Mr Nasrallah reacted in an extended televised speech on the indictments handed to the Lebanese authorities by the UN-backed Special Tribunal for Lebanon (STL) on Thursday. He particularly excoriated the Netherlands-based tribunal as politicised and being in the service of the United States and Israel.

He said that "in addition to the probe's lack of credibility, the investigators were corrupt, and justice cannot be served."

Mr Nasrallah accused foreign agents, particularly of the US Central Intelligence Agency, of being part of the STL and being on the team of the prosecutor Daniel Bellemare. The alleged agents were named in slick and dramatically produced video interludes.

Mr Nasrallah attacked the court and claimed that it did not investigate the possibility of Israeli involvement. He said that the investigation from the beginning was designed to "hit the reputation and the image of the resistance". Hizbollah describes itself as the resistance against Israel.

But he also urged Lebanon to remain calm and vowed to avoid strife over the issue.
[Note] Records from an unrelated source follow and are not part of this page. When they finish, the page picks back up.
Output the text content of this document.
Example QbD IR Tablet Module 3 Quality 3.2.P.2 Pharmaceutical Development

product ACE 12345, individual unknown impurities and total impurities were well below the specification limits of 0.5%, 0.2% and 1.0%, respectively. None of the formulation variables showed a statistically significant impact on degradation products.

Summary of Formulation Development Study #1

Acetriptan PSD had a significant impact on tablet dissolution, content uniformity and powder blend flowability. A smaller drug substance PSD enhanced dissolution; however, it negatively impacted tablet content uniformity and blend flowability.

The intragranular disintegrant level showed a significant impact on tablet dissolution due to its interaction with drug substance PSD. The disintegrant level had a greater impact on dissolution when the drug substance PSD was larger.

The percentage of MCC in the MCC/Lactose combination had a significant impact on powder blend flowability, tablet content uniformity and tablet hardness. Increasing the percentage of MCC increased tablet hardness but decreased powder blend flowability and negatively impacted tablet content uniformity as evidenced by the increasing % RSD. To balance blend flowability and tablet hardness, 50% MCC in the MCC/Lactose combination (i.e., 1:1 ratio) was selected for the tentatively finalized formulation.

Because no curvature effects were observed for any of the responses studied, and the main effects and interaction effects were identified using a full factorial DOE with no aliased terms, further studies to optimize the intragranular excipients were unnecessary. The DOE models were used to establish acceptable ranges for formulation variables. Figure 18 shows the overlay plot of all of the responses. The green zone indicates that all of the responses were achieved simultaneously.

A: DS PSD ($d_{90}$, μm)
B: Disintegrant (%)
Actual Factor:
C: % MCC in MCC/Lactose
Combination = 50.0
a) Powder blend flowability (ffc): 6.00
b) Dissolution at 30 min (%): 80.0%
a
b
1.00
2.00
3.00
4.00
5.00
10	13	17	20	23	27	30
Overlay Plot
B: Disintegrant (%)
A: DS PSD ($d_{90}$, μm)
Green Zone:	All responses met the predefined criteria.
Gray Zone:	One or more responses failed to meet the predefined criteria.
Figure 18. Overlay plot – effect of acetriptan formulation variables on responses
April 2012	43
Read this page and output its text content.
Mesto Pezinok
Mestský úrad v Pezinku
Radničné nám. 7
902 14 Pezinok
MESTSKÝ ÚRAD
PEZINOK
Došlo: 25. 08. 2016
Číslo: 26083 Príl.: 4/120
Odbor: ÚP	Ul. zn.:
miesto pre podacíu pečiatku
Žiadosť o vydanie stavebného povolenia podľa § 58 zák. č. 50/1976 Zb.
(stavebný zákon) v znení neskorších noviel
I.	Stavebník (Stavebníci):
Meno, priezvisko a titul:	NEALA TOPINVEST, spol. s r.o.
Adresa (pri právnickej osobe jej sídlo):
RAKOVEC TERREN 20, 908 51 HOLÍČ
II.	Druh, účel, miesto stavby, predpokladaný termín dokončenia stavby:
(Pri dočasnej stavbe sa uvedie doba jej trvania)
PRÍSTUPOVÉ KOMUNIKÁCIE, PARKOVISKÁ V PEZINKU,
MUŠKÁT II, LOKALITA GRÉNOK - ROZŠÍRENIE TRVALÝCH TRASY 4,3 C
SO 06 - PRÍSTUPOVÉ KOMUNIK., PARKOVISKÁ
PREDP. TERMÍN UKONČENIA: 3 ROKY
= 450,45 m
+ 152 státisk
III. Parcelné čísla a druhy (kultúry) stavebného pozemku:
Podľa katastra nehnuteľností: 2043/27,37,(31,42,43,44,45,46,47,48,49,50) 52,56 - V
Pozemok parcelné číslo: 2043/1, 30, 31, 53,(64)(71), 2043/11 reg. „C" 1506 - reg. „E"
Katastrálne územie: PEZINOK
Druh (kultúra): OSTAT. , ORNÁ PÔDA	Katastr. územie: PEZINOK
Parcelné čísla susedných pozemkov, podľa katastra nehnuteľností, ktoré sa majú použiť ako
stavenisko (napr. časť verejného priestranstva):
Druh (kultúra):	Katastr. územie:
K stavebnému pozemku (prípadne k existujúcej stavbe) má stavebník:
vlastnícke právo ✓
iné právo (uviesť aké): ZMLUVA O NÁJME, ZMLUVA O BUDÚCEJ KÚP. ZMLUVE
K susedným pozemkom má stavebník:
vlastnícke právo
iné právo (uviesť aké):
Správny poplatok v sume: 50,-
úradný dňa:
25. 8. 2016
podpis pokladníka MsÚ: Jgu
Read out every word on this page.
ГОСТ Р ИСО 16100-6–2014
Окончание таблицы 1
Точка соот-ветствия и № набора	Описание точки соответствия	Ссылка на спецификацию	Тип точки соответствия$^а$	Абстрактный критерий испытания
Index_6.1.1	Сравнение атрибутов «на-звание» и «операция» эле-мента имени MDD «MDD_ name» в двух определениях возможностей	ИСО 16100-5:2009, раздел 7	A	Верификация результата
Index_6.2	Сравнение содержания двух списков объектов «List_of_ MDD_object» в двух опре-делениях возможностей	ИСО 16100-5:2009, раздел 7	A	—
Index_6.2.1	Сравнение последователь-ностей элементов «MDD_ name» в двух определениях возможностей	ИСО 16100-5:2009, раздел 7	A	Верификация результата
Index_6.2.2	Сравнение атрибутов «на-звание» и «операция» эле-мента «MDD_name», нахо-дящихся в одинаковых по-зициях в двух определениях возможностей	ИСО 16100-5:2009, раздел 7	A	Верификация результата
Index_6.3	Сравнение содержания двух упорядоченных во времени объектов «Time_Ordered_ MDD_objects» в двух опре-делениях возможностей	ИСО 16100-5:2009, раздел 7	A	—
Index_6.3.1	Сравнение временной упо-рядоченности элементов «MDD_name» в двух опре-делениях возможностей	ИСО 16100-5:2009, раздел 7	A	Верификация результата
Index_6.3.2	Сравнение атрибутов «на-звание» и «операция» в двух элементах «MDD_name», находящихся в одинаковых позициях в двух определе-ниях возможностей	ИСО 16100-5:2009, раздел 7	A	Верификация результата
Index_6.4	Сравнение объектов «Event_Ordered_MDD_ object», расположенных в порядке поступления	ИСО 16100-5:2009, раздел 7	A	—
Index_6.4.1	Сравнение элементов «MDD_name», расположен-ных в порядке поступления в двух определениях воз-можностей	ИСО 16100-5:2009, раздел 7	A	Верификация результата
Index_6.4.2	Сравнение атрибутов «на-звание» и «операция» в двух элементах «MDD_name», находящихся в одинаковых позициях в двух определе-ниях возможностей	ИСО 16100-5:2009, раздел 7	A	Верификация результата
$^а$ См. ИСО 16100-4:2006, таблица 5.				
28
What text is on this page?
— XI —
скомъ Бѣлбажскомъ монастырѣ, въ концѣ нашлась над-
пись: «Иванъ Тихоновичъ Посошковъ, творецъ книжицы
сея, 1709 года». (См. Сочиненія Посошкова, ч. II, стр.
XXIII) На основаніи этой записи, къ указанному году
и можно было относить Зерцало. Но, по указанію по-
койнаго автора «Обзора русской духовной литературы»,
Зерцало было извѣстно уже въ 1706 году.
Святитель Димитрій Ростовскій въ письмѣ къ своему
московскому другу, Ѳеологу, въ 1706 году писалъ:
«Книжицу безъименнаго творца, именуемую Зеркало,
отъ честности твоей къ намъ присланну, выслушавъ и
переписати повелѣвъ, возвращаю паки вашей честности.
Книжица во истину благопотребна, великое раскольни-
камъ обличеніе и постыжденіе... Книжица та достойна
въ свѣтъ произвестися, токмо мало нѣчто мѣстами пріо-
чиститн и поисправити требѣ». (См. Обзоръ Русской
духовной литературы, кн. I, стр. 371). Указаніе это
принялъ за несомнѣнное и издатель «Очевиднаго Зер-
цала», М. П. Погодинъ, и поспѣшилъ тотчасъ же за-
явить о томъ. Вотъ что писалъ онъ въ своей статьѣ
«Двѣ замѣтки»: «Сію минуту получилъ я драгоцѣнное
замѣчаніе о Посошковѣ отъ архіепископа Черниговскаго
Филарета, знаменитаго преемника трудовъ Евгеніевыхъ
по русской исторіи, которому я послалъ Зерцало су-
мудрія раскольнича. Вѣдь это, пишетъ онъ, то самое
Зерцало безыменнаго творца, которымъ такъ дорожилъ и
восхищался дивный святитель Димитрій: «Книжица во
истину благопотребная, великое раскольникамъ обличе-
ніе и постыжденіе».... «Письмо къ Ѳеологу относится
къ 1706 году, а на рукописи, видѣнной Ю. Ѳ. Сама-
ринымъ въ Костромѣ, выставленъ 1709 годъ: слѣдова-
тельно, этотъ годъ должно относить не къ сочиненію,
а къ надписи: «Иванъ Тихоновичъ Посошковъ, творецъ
He said the timing of the indictments was meant to influence domestic Lebanese politics and bring down the new government, which is dominated by Hizbollah and its allies.

Hizbollah helped bring down a national unity government headed by Mr Hariri's son, Saad, in January over the issue of co-operation with the STL. The indictments were issued just as the new government prepared itself for a vote of confidence.

Saad Hariri and his allies are urging the new government to arrest the suspects and hand them to the STL. They have also appealed to the international community to make sure that Lebanon meets its obligation to co-operate with the tribunal.

The UN and western countries have urged Lebanon's new government, which is dominated by Hizbollah and its allies, to honour the arrest warrants. But Hizbollah's allies, Iran and Syria, have dismissed the STL.